Drizzt's wicked grin was convincing, so the dwarves, who had learned many times to trust the ranger, shrugged and fell in line with the retreating Gutbusters.

"Where're we runnin' to?" Pwent wanted to know.

"Another hundred strides," Drizzt informed him. "Tunult's Cavern, where you will get your fight."

"Promises, promises," muttered the fierce Pwent.

Tunult's Cavern, the most open area this side of Mithril Hall, was really a series of seven caverns connected by wide, arching tunnels. Nowhere was the ground even; some chambers sat higher than others, and more than one deep fissure ran across the floors.
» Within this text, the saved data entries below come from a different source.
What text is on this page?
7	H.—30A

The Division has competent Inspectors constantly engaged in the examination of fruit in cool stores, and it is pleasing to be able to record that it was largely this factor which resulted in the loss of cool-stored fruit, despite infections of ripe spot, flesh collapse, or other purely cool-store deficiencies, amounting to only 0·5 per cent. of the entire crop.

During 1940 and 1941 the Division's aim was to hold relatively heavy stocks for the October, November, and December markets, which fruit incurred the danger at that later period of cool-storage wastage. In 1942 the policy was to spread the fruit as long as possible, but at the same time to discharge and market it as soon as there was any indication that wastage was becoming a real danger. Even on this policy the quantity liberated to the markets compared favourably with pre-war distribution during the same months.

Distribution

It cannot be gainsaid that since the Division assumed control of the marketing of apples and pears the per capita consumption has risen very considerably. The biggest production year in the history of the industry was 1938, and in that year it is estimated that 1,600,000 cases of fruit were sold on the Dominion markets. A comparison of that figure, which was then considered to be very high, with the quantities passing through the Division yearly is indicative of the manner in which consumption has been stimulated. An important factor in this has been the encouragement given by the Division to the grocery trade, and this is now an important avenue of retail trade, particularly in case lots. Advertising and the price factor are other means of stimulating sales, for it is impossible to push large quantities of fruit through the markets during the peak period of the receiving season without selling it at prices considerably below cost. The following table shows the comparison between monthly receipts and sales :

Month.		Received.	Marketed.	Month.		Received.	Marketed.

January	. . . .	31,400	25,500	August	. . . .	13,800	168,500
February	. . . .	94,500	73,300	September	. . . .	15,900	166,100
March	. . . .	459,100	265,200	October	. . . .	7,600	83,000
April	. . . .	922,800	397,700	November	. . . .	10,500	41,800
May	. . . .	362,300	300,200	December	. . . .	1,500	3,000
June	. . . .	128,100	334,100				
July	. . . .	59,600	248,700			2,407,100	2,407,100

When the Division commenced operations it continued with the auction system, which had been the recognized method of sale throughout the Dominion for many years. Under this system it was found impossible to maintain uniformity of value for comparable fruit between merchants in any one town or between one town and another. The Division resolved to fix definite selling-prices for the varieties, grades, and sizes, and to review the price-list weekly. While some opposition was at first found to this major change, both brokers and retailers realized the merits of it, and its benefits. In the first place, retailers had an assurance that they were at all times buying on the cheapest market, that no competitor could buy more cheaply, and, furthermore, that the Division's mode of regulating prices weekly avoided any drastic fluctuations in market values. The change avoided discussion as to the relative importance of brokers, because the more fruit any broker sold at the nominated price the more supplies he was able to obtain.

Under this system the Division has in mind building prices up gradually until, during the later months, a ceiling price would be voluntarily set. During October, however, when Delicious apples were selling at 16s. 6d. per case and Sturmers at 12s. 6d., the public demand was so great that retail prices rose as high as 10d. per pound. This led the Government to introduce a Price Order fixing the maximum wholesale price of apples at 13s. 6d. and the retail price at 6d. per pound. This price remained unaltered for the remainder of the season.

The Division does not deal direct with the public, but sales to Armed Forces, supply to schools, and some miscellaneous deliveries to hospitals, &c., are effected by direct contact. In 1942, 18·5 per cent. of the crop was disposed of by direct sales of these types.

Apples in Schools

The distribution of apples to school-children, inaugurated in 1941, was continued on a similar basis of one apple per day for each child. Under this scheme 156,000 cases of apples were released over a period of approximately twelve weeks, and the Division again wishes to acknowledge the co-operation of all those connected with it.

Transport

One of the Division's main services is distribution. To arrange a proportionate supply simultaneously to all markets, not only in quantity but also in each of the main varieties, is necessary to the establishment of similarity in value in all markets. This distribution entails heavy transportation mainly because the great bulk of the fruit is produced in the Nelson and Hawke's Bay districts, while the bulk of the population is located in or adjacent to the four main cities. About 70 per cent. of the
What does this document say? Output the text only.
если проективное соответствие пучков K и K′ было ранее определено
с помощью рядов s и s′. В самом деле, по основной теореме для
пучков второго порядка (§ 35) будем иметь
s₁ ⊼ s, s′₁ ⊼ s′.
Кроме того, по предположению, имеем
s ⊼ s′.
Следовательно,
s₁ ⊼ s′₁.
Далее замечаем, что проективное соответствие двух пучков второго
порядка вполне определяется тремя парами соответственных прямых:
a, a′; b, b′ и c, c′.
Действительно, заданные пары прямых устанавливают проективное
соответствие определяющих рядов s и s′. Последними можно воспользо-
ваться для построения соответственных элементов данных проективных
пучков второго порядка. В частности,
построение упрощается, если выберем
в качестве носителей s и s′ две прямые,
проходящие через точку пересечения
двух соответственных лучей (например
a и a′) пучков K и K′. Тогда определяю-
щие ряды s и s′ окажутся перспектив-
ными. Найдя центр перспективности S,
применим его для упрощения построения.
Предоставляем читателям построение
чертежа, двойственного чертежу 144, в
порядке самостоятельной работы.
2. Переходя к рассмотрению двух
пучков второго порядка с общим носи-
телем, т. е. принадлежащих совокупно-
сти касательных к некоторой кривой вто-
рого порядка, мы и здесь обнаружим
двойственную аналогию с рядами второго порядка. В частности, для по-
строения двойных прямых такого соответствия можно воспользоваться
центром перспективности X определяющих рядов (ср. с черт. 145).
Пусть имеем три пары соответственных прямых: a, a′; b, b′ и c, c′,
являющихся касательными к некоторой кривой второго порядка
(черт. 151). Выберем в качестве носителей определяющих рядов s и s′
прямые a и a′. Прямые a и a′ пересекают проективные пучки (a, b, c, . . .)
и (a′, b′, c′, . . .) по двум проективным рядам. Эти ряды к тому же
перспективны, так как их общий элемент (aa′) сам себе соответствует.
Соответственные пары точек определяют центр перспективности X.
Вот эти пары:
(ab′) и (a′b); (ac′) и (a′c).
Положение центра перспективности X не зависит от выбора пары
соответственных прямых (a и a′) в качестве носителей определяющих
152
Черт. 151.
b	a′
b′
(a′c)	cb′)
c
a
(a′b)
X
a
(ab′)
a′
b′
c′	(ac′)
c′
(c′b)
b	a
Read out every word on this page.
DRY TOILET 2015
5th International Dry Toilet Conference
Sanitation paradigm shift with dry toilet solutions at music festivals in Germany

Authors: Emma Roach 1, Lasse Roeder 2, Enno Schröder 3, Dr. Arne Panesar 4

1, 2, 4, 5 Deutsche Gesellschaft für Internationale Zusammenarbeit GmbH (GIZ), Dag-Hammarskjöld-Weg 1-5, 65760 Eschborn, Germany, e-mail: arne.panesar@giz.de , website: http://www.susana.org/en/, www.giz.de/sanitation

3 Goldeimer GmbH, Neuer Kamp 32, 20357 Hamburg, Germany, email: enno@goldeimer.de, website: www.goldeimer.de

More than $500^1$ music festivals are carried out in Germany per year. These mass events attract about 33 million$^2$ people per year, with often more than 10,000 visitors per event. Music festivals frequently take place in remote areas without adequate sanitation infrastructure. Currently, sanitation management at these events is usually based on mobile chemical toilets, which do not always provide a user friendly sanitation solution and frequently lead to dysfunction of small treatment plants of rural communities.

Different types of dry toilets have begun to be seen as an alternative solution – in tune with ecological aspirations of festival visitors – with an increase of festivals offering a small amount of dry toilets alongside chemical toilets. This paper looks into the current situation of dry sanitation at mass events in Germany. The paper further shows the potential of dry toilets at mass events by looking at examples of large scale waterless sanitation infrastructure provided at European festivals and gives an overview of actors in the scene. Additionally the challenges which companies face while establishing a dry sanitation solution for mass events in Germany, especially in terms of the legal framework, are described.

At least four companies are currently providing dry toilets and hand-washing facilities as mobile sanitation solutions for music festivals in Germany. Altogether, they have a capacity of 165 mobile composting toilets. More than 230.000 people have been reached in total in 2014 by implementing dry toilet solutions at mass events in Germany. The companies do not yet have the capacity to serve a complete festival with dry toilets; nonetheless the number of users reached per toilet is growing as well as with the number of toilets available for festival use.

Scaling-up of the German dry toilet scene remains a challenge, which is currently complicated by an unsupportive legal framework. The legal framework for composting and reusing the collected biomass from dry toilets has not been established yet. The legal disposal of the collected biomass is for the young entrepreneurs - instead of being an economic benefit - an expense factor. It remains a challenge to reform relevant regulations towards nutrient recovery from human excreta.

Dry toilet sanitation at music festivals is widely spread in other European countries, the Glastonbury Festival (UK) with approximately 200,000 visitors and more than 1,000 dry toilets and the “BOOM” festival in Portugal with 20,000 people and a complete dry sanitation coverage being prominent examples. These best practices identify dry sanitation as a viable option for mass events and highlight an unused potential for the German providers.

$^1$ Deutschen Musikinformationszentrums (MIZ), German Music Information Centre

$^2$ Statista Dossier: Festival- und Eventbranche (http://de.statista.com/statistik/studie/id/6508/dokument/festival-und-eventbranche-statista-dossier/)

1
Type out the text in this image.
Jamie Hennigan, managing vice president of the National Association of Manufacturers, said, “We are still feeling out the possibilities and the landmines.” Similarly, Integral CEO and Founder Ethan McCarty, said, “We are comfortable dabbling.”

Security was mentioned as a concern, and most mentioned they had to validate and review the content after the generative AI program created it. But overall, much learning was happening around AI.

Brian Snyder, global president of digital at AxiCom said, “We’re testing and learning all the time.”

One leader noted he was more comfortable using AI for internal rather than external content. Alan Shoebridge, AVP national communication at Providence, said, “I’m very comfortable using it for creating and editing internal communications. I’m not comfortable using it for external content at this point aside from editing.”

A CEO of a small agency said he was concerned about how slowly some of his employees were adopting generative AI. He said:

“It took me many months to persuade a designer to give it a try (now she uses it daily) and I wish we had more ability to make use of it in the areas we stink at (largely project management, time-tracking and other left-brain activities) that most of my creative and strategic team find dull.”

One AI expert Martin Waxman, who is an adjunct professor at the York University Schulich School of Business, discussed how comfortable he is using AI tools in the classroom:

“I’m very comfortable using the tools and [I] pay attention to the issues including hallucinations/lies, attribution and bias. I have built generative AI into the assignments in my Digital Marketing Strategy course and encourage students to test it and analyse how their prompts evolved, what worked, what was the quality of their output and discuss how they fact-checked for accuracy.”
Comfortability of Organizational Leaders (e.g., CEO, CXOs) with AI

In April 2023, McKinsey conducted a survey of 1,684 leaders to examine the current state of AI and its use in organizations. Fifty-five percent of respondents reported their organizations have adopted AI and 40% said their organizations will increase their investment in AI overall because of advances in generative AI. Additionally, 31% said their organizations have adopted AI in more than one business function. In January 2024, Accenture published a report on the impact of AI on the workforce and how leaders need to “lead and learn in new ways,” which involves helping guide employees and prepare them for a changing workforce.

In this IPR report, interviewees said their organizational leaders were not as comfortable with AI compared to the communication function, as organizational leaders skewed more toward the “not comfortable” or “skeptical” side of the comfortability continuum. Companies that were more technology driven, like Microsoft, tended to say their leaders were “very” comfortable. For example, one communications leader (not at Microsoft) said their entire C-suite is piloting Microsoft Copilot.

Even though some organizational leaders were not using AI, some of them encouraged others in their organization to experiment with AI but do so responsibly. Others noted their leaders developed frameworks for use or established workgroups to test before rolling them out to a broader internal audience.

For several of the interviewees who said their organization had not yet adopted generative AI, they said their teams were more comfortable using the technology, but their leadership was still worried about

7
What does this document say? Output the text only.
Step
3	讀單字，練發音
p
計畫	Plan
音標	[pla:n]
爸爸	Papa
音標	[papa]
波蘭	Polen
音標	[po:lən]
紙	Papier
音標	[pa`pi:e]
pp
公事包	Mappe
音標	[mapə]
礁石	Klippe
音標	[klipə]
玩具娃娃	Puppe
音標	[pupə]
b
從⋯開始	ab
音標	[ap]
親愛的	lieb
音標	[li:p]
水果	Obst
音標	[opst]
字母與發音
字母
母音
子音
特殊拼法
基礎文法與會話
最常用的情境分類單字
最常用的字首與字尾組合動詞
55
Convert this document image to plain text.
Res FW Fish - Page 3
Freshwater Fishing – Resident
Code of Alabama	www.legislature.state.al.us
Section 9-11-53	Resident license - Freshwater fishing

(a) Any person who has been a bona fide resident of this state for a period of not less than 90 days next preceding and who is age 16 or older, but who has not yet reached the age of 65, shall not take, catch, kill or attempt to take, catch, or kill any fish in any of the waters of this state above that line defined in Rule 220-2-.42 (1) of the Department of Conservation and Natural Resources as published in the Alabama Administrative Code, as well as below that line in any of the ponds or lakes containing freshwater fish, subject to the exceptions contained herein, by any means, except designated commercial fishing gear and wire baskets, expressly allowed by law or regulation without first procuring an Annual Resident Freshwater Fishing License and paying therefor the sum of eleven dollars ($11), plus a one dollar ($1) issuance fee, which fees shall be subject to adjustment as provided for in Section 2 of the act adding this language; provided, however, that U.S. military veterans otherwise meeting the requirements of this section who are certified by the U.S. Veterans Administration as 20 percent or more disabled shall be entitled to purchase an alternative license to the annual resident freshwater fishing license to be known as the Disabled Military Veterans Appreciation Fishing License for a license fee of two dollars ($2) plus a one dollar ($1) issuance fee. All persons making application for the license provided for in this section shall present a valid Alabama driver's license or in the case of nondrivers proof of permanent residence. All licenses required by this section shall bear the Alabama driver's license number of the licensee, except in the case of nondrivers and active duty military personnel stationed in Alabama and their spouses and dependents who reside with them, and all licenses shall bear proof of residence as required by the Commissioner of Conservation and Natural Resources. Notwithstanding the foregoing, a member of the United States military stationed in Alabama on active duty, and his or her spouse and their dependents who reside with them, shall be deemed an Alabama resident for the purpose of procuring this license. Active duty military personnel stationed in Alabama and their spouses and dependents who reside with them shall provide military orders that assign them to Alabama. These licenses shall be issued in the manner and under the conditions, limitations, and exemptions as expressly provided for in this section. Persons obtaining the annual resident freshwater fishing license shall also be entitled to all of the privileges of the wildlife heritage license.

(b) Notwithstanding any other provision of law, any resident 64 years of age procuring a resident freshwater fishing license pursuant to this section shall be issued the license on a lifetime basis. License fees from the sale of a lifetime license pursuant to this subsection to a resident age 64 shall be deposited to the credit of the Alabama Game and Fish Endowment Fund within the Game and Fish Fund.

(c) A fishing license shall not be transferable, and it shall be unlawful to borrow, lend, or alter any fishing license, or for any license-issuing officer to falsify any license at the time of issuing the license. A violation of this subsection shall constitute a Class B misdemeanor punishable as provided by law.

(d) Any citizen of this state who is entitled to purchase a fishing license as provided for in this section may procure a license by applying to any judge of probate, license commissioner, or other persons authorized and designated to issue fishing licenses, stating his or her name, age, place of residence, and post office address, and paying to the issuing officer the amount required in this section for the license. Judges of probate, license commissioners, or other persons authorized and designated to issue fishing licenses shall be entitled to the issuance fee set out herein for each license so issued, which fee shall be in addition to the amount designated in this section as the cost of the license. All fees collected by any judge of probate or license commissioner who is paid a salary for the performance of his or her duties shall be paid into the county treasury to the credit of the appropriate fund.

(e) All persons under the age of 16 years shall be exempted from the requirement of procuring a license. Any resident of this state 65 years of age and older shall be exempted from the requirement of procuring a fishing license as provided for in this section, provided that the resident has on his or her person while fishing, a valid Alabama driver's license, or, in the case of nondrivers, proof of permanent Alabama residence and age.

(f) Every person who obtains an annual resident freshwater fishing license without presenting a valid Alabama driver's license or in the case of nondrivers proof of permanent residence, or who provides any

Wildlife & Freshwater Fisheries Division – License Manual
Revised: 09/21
Here waited Bruenor and his escorts, along with nearly a thousand of Mithril Hall's finest fighters. The original plan had called for Tunult's Cavern to be set up as an outward command post, used as a send-off point to the remaining, though less direct, tunnels after the drow advance had been stopped cold by the dropped stone.

Drizzt had altered that plan, and he rushed to Bruenor's side, conferring with the dwarf king, and with Bidderdoo Harpell, a wizard that the drow was surely relieved to find.

"Ye gave up the trap-springing positions!" Bruenor bellowed at the ranger as soon as he understood that the tunnels beyond were still intact.

"Not so," Drizzt replied with all confidence. Even as his gaze led Bruenor's toward the eastern tunnel, the first of the kobold ranks rushed in, pouring like water behind a breaking dam into the waiting dwarves. "I merely got the fodder out of the way."